Prez Sez 4/4/2020
I’ve been exploring ways for us to play music together virtually. The bad news is that all the platforms designed for this seem to need specific hardware or have other limitations that make them inappropriate for Songmaker Virtual Song Circles during this crisis (Amazon said that an Ethernet cable could not be delivered for a month). Ninjam with Reaper is a free download that may be useful for small groups by using one of their public servers. It delays signal by the number of bars the song repeats, in order to synchronize audio streams from all players.
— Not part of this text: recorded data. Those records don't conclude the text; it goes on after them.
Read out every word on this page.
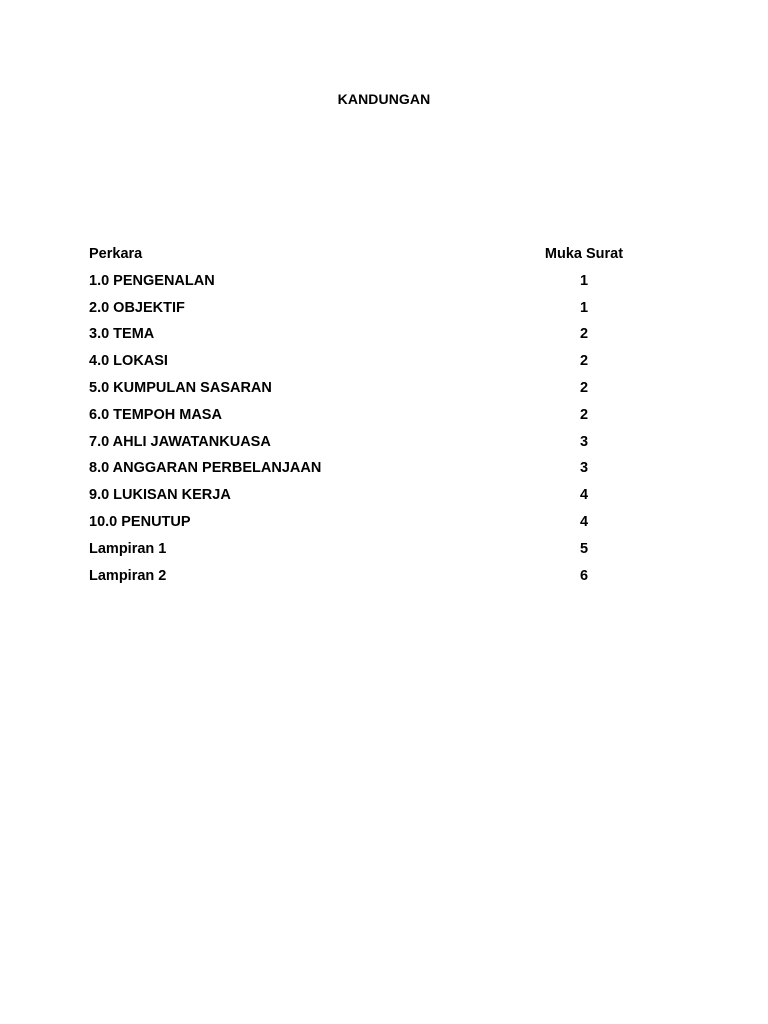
KANDUNGAN
Perkara	Muka Surat
1.0 PENGENALAN	1
2.0 OBJEKTIF	1
3.0 TEMA	2
4.0 LOKASI	2
5.0 KUMPULAN SASARAN	2
6.0 TEMPOH MASA	2
7.0 AHLI JAWATANKUASA	3
8.0 ANGGARAN PERBELANJAAN	3
9.0 LUKISAN KERJA	4
10.0 PENUTUP	4
Lampiran 1	5
Lampiran 2	6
If you are tech minded, and especially if you have experience and maybe equipment for sound editing, I’d be very obliged, if you want to try to get that going. After download you can join a user forum, which will instruct you, including utube videos. Hey – we’ve got lots of time on our hands now – right? : )
The good news is that AV conferencing software works better. In general, it is best for participants to keep themselves muted if they are not leading a song, or making a statement during the time between songs. Then they should mute themselves again. You can explore staying unmuted between songs but be ready to mute if needed. With small groups not very far apart geographically, it may occasionally be possible to have two computers unmuted during music, but generally this will not work.
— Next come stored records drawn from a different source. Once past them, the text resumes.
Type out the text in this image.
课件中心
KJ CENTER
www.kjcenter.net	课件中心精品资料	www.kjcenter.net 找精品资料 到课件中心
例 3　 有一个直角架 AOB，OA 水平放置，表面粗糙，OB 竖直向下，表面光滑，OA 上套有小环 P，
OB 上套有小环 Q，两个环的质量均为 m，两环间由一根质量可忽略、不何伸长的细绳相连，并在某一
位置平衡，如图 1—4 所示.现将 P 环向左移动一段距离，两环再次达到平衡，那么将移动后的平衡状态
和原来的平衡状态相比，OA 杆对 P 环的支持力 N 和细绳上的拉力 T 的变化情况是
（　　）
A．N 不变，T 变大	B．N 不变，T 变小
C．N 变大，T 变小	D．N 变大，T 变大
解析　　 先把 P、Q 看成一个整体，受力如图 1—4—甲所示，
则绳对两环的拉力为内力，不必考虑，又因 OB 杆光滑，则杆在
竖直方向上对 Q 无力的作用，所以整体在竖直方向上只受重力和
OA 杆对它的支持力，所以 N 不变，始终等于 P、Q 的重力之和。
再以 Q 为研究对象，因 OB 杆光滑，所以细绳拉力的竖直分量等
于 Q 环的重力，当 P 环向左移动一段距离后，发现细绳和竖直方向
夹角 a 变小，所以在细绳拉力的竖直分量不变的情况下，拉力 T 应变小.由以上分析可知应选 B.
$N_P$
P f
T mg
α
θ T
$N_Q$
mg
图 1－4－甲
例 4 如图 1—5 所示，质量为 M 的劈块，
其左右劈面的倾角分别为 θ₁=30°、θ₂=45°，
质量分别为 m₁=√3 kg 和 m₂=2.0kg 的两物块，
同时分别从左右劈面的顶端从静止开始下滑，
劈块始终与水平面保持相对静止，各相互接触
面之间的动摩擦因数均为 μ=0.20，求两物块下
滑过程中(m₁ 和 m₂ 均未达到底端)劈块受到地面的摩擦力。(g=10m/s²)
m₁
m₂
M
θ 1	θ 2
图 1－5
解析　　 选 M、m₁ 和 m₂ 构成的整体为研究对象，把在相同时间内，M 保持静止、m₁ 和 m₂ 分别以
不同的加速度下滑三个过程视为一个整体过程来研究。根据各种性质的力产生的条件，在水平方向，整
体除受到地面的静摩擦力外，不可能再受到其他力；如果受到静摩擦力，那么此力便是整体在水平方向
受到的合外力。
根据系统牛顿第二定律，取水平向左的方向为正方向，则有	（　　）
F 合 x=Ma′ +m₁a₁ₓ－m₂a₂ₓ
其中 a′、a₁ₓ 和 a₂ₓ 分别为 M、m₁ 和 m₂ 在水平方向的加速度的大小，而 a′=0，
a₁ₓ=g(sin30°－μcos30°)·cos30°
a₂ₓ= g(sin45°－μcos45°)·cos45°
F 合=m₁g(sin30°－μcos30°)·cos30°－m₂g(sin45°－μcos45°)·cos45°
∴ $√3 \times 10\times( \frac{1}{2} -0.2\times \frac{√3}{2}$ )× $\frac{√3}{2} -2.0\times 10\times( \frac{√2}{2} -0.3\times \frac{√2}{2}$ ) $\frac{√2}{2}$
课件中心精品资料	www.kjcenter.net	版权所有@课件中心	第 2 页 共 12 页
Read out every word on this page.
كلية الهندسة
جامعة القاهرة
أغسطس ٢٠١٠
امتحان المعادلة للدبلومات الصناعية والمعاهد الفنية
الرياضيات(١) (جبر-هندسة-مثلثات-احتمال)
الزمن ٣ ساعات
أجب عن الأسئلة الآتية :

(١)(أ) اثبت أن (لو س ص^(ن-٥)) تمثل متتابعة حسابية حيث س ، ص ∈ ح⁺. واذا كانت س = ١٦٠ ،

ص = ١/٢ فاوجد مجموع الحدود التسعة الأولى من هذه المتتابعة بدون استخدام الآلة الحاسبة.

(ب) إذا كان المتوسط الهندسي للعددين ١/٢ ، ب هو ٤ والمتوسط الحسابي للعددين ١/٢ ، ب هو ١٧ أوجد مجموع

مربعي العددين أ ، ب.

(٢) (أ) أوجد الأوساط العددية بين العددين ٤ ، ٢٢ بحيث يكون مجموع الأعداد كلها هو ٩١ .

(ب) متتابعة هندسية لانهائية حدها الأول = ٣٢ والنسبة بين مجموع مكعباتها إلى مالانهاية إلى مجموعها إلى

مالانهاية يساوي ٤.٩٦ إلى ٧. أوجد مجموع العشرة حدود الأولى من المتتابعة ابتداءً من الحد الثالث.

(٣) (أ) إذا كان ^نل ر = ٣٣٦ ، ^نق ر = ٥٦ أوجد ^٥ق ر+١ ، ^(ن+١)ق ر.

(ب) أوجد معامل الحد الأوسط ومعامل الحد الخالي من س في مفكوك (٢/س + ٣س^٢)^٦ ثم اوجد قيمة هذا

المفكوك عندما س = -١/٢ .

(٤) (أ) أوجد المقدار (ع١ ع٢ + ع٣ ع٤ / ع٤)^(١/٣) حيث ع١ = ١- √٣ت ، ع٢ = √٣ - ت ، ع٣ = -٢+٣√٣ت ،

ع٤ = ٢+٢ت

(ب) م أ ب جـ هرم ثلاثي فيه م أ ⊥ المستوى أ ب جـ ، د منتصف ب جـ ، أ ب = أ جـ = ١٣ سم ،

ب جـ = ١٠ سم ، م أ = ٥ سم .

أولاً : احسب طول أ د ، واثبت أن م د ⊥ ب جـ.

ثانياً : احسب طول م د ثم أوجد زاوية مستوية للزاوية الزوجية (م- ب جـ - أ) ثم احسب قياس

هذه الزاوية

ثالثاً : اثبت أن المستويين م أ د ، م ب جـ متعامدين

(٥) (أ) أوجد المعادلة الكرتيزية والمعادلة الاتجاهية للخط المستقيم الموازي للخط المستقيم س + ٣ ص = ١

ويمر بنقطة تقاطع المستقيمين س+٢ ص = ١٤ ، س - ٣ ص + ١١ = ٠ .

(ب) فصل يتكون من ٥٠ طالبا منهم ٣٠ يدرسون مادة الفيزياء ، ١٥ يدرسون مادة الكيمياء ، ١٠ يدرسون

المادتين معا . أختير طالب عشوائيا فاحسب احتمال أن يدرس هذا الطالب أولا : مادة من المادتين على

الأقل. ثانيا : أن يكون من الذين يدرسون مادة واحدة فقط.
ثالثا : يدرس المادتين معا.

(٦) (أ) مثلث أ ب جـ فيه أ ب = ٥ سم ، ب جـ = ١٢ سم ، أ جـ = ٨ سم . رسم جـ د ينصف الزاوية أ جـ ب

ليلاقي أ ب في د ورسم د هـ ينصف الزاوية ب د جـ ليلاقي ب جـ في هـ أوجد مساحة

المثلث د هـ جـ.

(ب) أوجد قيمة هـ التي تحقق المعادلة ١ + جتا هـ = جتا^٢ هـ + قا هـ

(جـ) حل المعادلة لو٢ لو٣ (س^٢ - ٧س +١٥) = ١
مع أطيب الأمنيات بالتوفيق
The best conferencing software I’ve found is Zoom. You can enter Zoom meetings on most Macs, PCs, smartphones, tablets and even use telephone log in (but without video). Several internet browsers are supported, although some will have more features. I’ve found Google Chrome to be best so far.
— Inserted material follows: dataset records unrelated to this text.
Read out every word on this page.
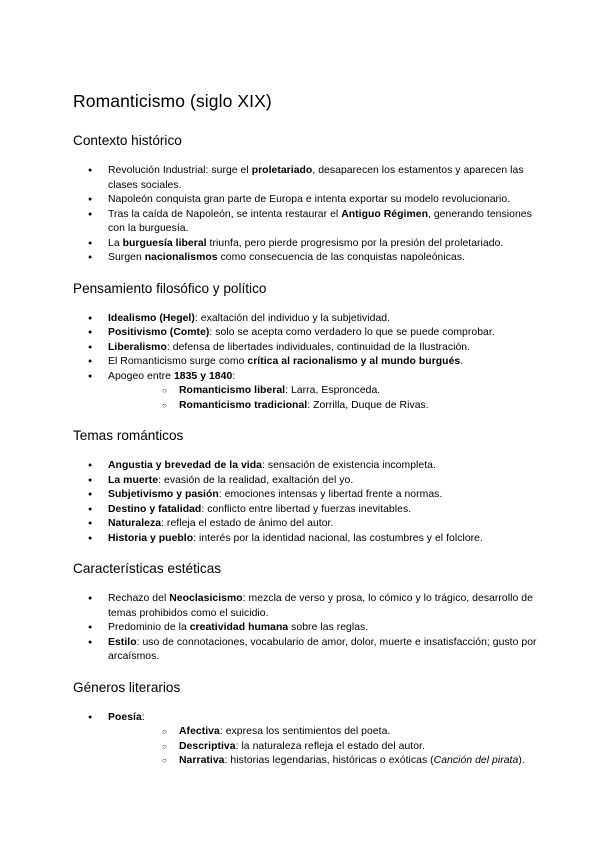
Romanticismo (siglo XIX)
Contexto histórico
● Revolución Industrial: surge el proletariado, desaparecen los estamentos y aparecen las clases sociales.
● Napoleón conquista gran parte de Europa e intenta exportar su modelo revolucionario.
● Tras la caída de Napoleón, se intenta restaurar el Antiguo Régimen, generando tensiones con la burguesía.
● La burguesía liberal triunfa, pero pierde progresismo por la presión del proletariado.
● Surgen nacionalismos como consecuencia de las conquistas napoleónicas.
Pensamiento filosófico y político
● Idealismo (Hegel): exaltación del individuo y la subjetividad.
● Positivismo (Comte): solo se acepta como verdadero lo que se puede comprobar.
● Liberalismo: defensa de libertades individuales, continuidad de la Ilustración.
● El Romanticismo surge como crítica al racionalismo y al mundo burgués.
● Apogeo entre 1835 y 1840:
○ Romanticismo liberal: Larra, Espronceda.
○ Romanticismo tradicional: Zorrilla, Duque de Rivas.
Temas románticos
● Angustia y brevedad de la vida: sensación de existencia incompleta.
● La muerte: evasión de la realidad, exaltación del yo.
● Subjetivismo y pasión: emociones intensas y libertad frente a normas.
● Destino y fatalidad: conflicto entre libertad y fuerzas inevitables.
● Naturaleza: refleja el estado de ánimo del autor.
● Historia y pueblo: interés por la identidad nacional, las costumbres y el folclore.
Características estéticas
● Rechazo del Neoclasicismo: mezcla de verso y prosa, lo cómico y lo trágico, desarrollo de temas prohibidos como el suicidio.
● Predominio de la creatividad humana sobre las reglas.
● Estilo: uso de connotaciones, vocabulario de amor, dolor, muerte e insatisfacción; gusto por arcaísmos.
Géneros literarios
● Poesía:
○ Afectiva: expresa los sentimientos del poeta.
○ Descriptiva: la naturaleza refleja el estado del autor.
○ Narrativa: historias legendarias, históricas o exóticas (Canción del pirata).
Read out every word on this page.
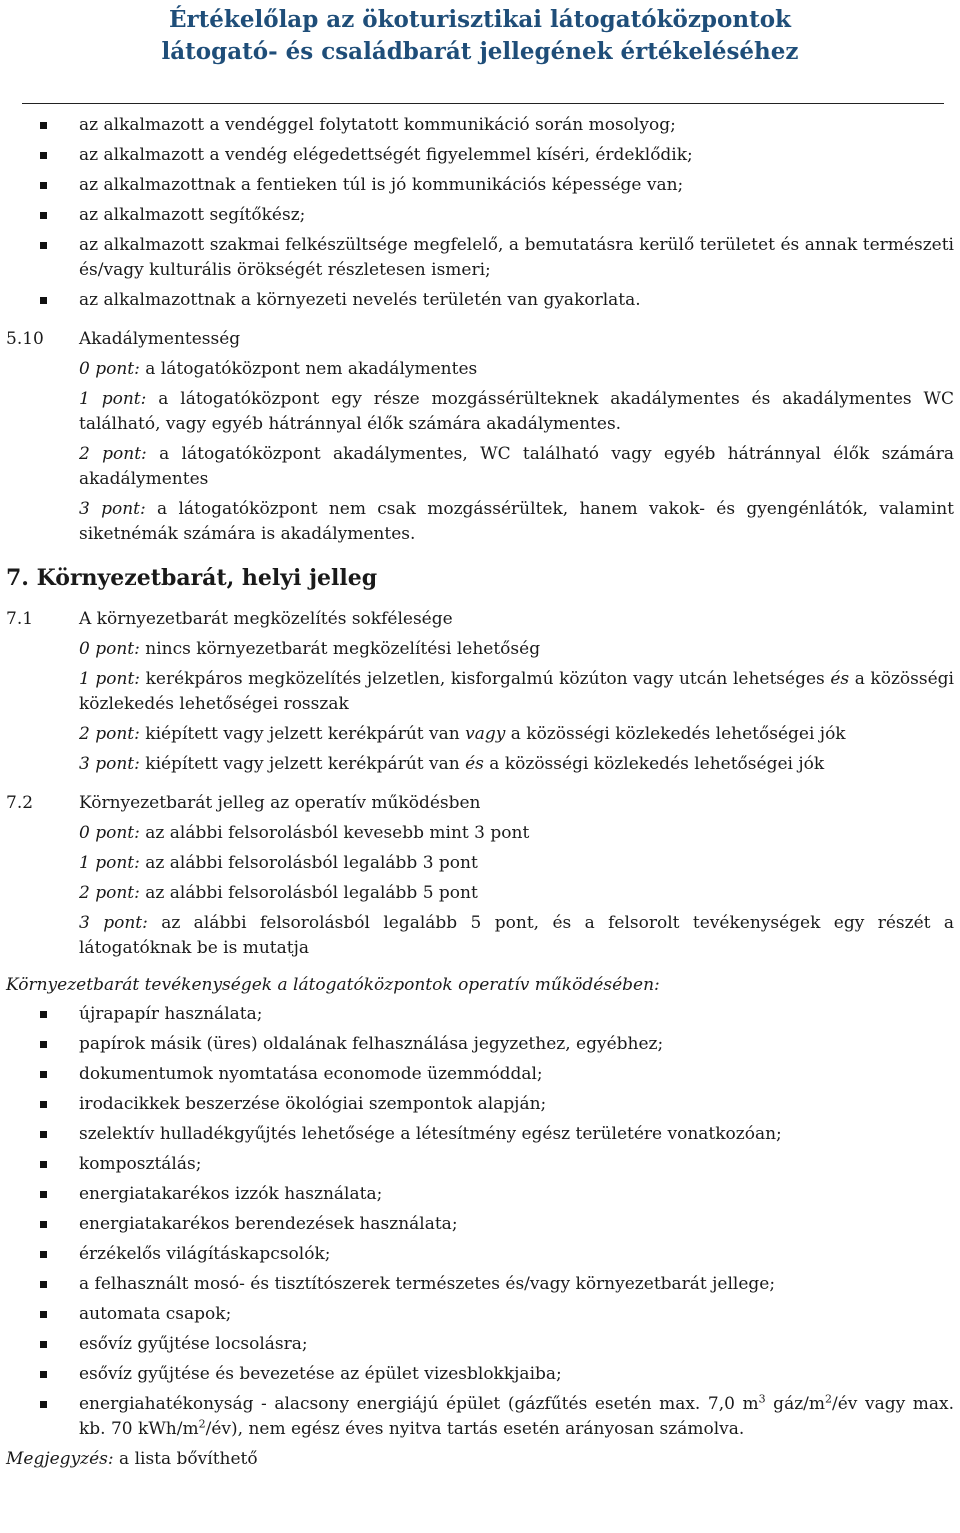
Értékelőlap az ökoturisztikai látogatóközpontok
látogató- és családbarát jellegének értékeléséhez
az alkalmazott a vendéggel folytatott kommunikáció során mosolyog;
az alkalmazott a vendég elégedettségét figyelemmel kíséri, érdeklődik;
az alkalmazottnak a fentieken túl is jó kommunikációs képessége van;
az alkalmazott segítőkész;
az alkalmazott szakmai felkészültsége megfelelő, a bemutatásra kerülő területet és annak természeti és/vagy kulturális örökségét részletesen ismeri;
az alkalmazottnak a környezeti nevelés területén van gyakorlata.
5.10	Akadálymentesség
0 pont: a látogatóközpont nem akadálymentes
1 pont: a látogatóközpont egy része mozgássérülteknek akadálymentes és akadálymentes WC található, vagy egyéb hátránnyal élők számára akadálymentes.
2 pont: a látogatóközpont akadálymentes, WC található vagy egyéb hátránnyal élők számára akadálymentes
3 pont: a látogatóközpont nem csak mozgássérültek, hanem vakok- és gyengénlátók, valamint siketnémák számára is akadálymentes.
7. Környezetbarát, helyi jelleg
7.1	A környezetbarát megközelítés sokfélesége
0 pont: nincs környezetbarát megközelítési lehetőség
1 pont: kerékpáros megközelítés jelzetlen, kisforgalmú közúton vagy utcán lehetséges és a közösségi közlekedés lehetőségei rosszak
2 pont: kiépített vagy jelzett kerékpárút van vagy a közösségi közlekedés lehetőségei jók
3 pont: kiépített vagy jelzett kerékpárút van és a közösségi közlekedés lehetőségei jók
7.2	Környezetbarát jelleg az operatív működésben
0 pont: az alábbi felsorolásból kevesebb mint 3 pont
1 pont: az alábbi felsorolásból legalább 3 pont
2 pont: az alábbi felsorolásból legalább 5 pont
3 pont: az alábbi felsorolásból legalább 5 pont, és a felsorolt tevékenységek egy részét a látogatóknak be is mutatja
Környezetbarát tevékenységek a látogatóközpontok operatív működésében:
újrapapír használata;
papírok másik (üres) oldalának felhasználása jegyzethez, egyébhez;
dokumentumok nyomtatása economode üzemmóddal;
irodacikkek beszerzése ökológiai szempontok alapján;
szelektív hulladékgyűjtés lehetősége a létesítmény egész területére vonatkozóan;
komposztálás;
energiatakarékos izzók használata;
energiatakarékos berendezések használata;
érzékelős világításkapcsolók;
a felhasznált mosó- és tisztítószerek természetes és/vagy környezetbarát jellege;
automata csapok;
esővíz gyűjtése locsolásra;
esővíz gyűjtése és bevezetése az épület vizesblokkjaiba;
energiahatékonyság - alacsony energiájú épület (gázfűtés esetén max. 7,0 $m^3$ gáz/$m^2/év$ vagy max. kb. 70 kWh/$m^2/év$), nem egész éves nyitva tartás esetén arányosan számolva.
Megjegyzés: a lista bővíthető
On Hosting Zoom meetings for music (from a total newbie)
Zoom recently announced that they are giving all free accounts unlimited duration sessions during this crisis. I suggest jumping on this fast if you are interested in hosting. First download and register the free Zoom Client for Meetings at:
You can find many sources of instruction about hosting Zoom music sessions. The u-tube videos I found helpful can be found at:
Here’s a summary of what I’ve learned so far:
Have as little as possible running on your system while hosting, maybe just Zoom, your email and whatever text files you might want to screen-share with lyrics and chords of songs you plan to play. Use a hardwired (Ethernet) connection to your router. You can put speedtest.net in a browser and check your download and upload speed through Ethernet vs WiFi, and with different applications running. My download speed more than doubled with Ethernet and little else running.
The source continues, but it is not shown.